Le gouvernement doit lui donner les moyens de négocier au niveau national l’achat des tests pour pouvoir négocier des prix bas et arrêter de creuser ses dépenses. Elle doit pouvoir ensuite réguler leur utilisation sur le territoire et les distribuer grâce à ses réseaux. La Sécurité Sociale peut aussi s’appuyer sur ses réseaux pour informer et former l’ensemble des personnes qui seraient habilitées à faire ces tests et à aider à l’isolement.
- 5) L’annulation du fichage des personnes ayant été contactées par les services de contact tracing
Un dispositif de traçage ne nécessite pas la constitution d’un fichier. La CGT demande la destruction immédiate des fichiers de données créés lors du contact tracing, lesquels n’ont aucune raison d’être.

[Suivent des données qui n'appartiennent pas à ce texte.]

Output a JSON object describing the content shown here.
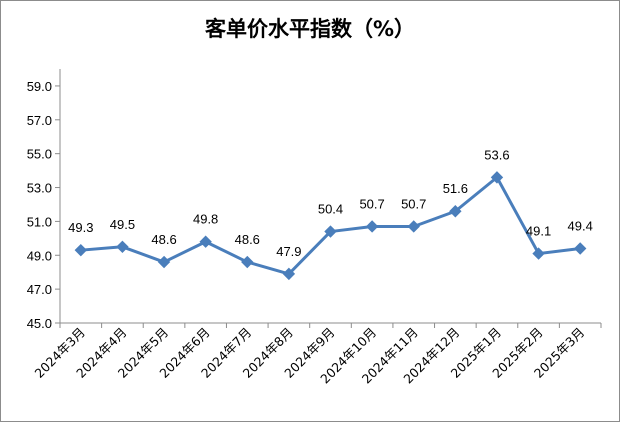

4) Donner les moyens humains au système de santé et aux organisations de la Sécurité Sociale de répondre aux besoins de la population
La première urgence est de donner les moyens humains aux EHPAD, aux hôpitaux et aux établissements médicaux-sociaux ainsi qu’aux organisations de la Sécurité Sociale afin qu’ils puissent répondre aux besoins de la population.
La CGT réclame :
- - Un plan de d’embauche massif d’au moins 400 000 personnes pour la santé : 100 000 à l’hôpital, 200 000 en EHPAD, 100 000 aides à domicile.
- - L’embauche immédiate des CDD mobilisés depuis le mois de mai par le contact tracing pour répondre aux coupes drastiques des dernières années et donner les moyens aux organismes de la Sécurité Sociale de répondre aux besoins croissants.